Seraing: un partenariat public-privé pour «Gastronomia»

Les fraises de Vottem, la tomate Triomphe de Liège, le poireau d’hiver, les cornes de gattes ou les choux cabus blanc choupin garniront-ils un jour les étals installés dans les anciens halls industriels de Cockerill, là où sont nés le moteur du France et quantités de locomotives ? La transformation de ce chancre serésien, situé en face du scintillant siège de CMI, est sur les rails mais elle se heurte encore à quelques obstacles.

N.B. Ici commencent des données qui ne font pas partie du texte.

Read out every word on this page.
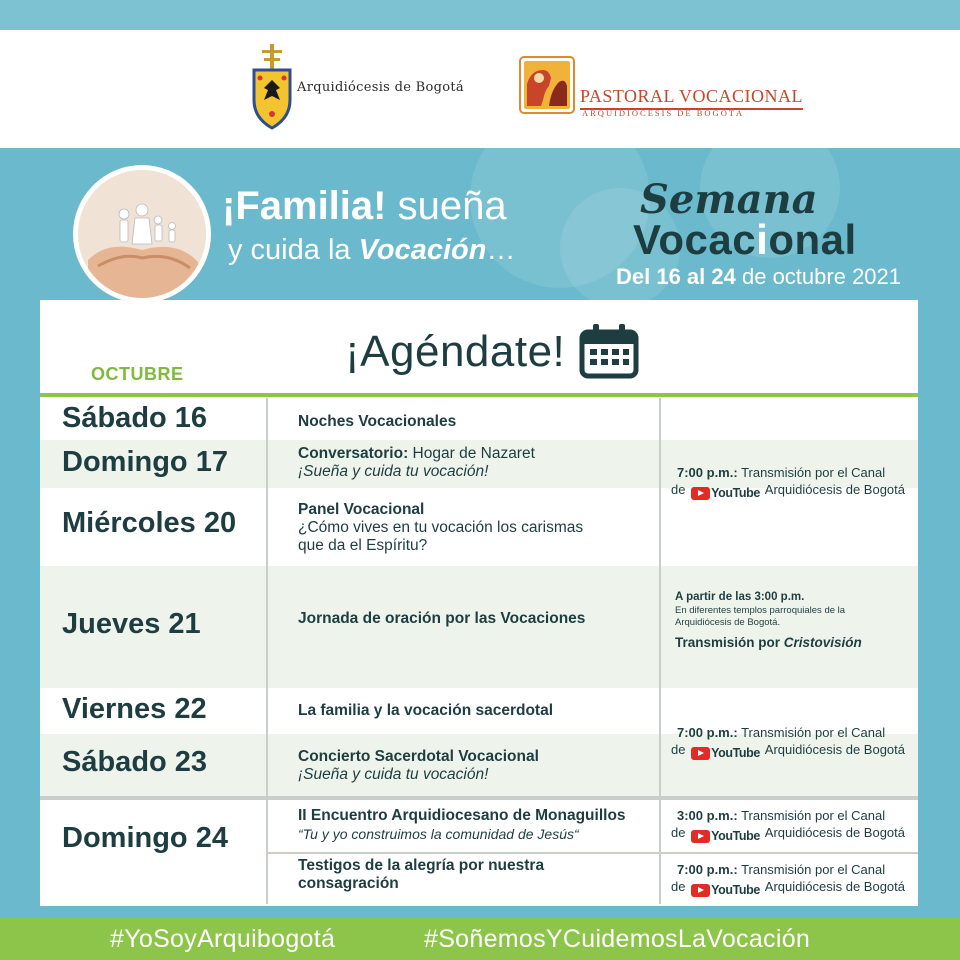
Arquidiócesis de Bogotá	PASTORAL VOCACIONAL
ARQUIDIÓCESIS DE BOGOTÁ
¡Familia! sueña
y cuida la Vocación…
Semana
Vocacional
Del 16 al 24 de octubre 2021
¡Agéndate!
OCTUBRE
Sábado 16
Domingo 17
Miércoles 20
Jueves 21
Viernes 22
Sábado 23
Domingo 24
Noches Vocacionales
Conversatorio: Hogar de Nazaret
¡Sueña y cuida tu vocación!
Panel Vocacional
¿Cómo vives en tu vocación los carismas
que da el Espíritu?
Jornada de oración por las Vocaciones
La familia y la vocación sacerdotal
Concierto Sacerdotal Vocacional
¡Sueña y cuida tu vocación!
II Encuentro Arquidiocesano de Monaguillos
“Tu y yo construimos la comunidad de Jesús“
Testigos de la alegría por nuestra
consagración
7:00 p.m.: Transmisión por el Canal
de YouTube Arquidiócesis de Bogotá
A partir de las 3:00 p.m.
En diferentes templos parroquiales de la
Arquidiócesis de Bogotá.
Transmisión por Cristovisión
7:00 p.m.: Transmisión por el Canal
de YouTube Arquidiócesis de Bogotá
3:00 p.m.: Transmisión por el Canal
de YouTube Arquidiócesis de Bogotá
7:00 p.m.: Transmisión por el Canal
de YouTube Arquidiócesis de Bogotá
#YoSoyArquibogotá	#SoñemosYCuidemosLaVocación
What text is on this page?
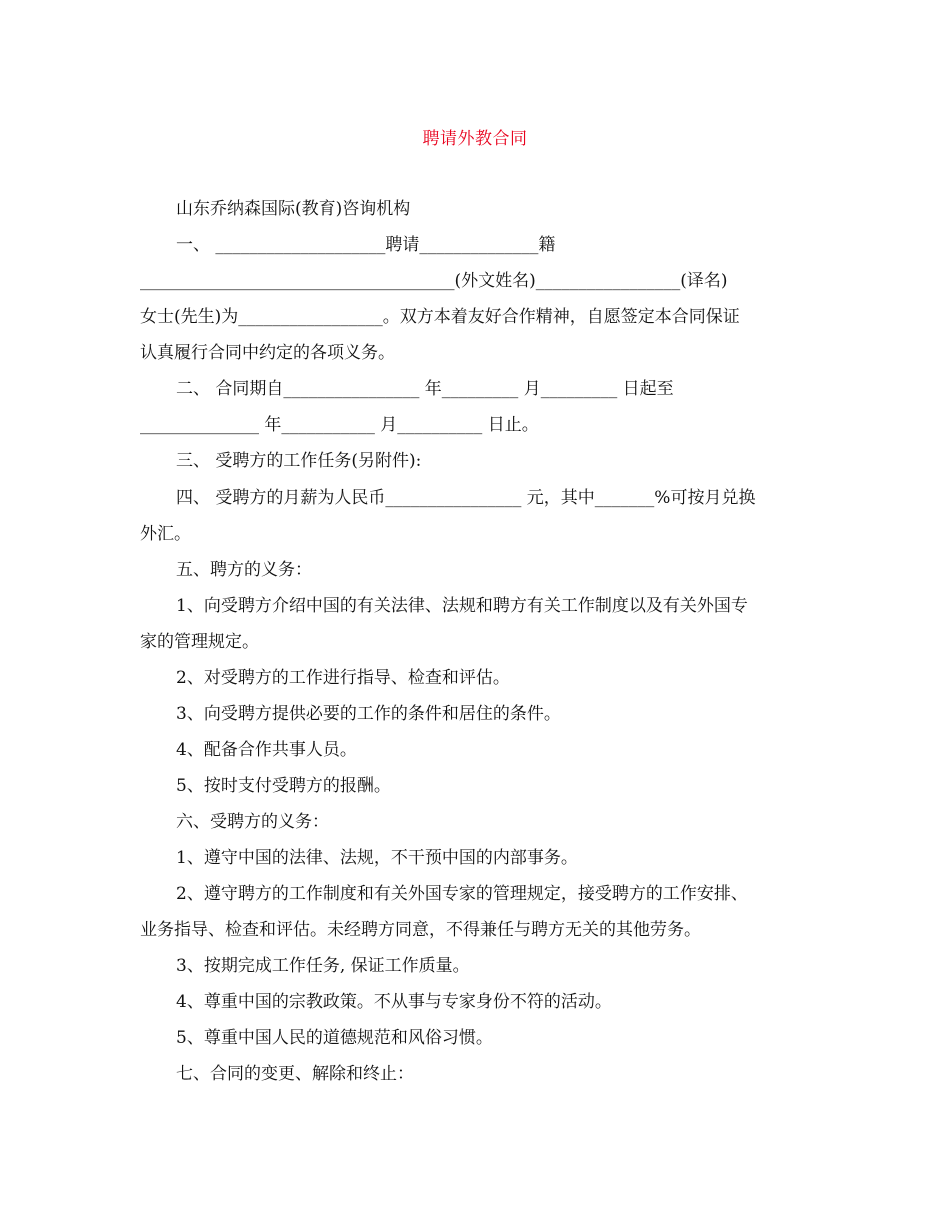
聘请外教合同
山东乔纳森国际(教育)咨询机构
一、 ____________________聘请______________籍
_____________________________________(外文姓名)_________________(译名)
女士(先生)为_________________。双方本着友好合作精神，自愿签定本合同保证
认真履行合同中约定的各项义务。
二、 合同期自________________ 年_________ 月_________ 日起至
______________ 年___________ 月__________ 日止。
三、 受聘方的工作任务(另附件):
四、 受聘方的月薪为人民币________________ 元，其中_______%可按月兑换
外汇。
五、聘方的义务：
1、向受聘方介绍中国的有关法律、法规和聘方有关工作制度以及有关外国专
家的管理规定。
2、对受聘方的工作进行指导、检查和评估。
3、向受聘方提供必要的工作的条件和居住的条件。
4、配备合作共事人员。
5、按时支付受聘方的报酬。
六、受聘方的义务：
1、遵守中国的法律、法规，不干预中国的内部事务。
2、遵守聘方的工作制度和有关外国专家的管理规定，接受聘方的工作安排、
业务指导、检查和评估。未经聘方同意，不得兼任与聘方无关的其他劳务。
3、按期完成工作任务, 保证工作质量。
4、尊重中国的宗教政策。不从事与专家身份不符的活动。
5、尊重中国人民的道德规范和风俗习惯。
七、合同的变更、解除和终止：
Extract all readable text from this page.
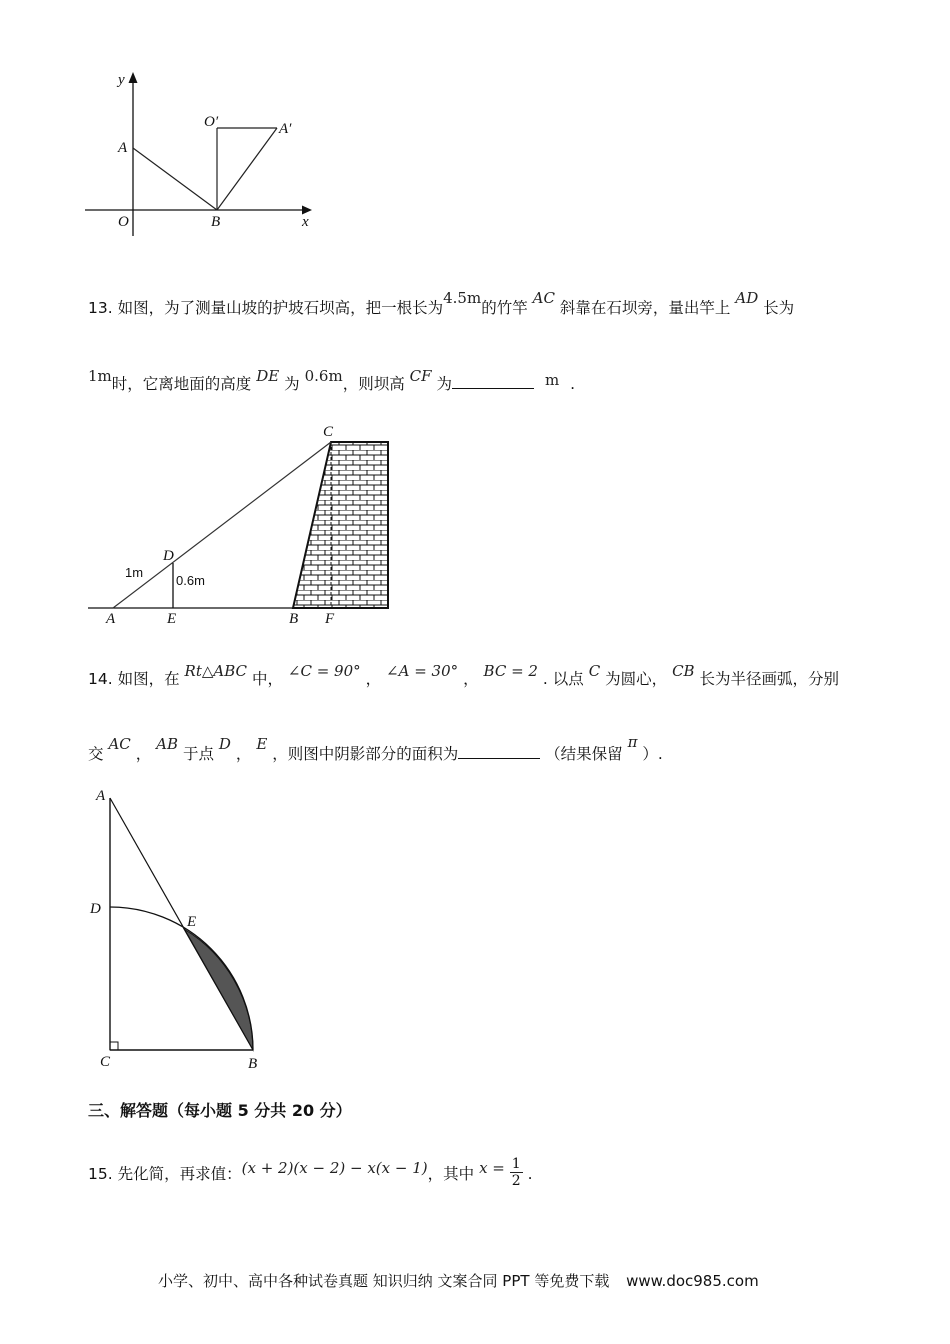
y
x
O
A
B
O′	A′
13. 如图，为了测量山坡的护坡石坝高，把一根长为4.5m的竹竿 AC 斜靠在石坝旁，量出竿上 AD 长为
1m时，它离地面的高度 DE 为 0.6m，则坝高 CF 为	m .
C
D
A	E	B F
1m
0.6m
14. 如图，在 Rt△ABC 中， ∠C = 90° ， ∠A = 30° ， BC = 2 . 以点 C 为圆心， CB 长为半径画弧，分别
交 AC ， AB 于点 D ， E ，则图中阴影部分的面积为	（结果保留 π ）.
A
D
E
C	B
三、解答题（每小题 5 分共 20 分）
15. 先化简，再求值：(x + 2)(x − 2) − x(x − 1)，其中 $x = \frac{1}{2}$ .
小学、初中、高中各种试卷真题 知识归纳 文案合同 PPT 等免费下载 www.doc985.com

Pour le compte d’Eriges – la Régie foncière de Seraing –, la Spaque vient de terminer le démontage des éléments « parasites » pour ne garder que la structure d’acier, les toitures en dents de scie type shed, les gigantesques ponts roulants ou encore la forêt de tuyaux et les échappements hors normes, construits à l’époque pour tester le moteur du transatlantique.

20 millions d’euros

« Nous avons récupéré une série d’éléments mobiliers – lampes en fer forgé, nanomètres ou compteurs électriques – en vue de les réutiliser dans le cadre du projet de développement du site, explique Renaud Chaput, architecte en charge de projet au sein d’Eriges. Nous avons également veillé à garder les structures des châssis ou certaines façades en brique qui sont autant d’éléments d’accroche. Il reste à la Spaque à caractériser la pollution du sol qui devra être dépollué en fonction des affectations. On n’effectuera pas les mêmes opérations à l’emplacement du parking ou des logements. » Dans le cadre des fonds Feder, la Ville de Seraing peut compter sur un budget de 9,3 millions d’euros alors que le projet initial déposé à l’Europe – logements et pôle commercial orienté alimentation et produits de bouche – représente un investissement d’environ 20 millions d’euros. « Nous voulons développer à Seraing un concept qui n’existe nulle part dans la région : des étals de produits locaux et de saison dans un cadre post-industriel comme on en voit dans d’autres grandes villes », explique le bourgmestre Alain Mathot. Un défi qui se heurte à un premier obstacle : l’insuffisance de producteurs locaux (lire ci-contre).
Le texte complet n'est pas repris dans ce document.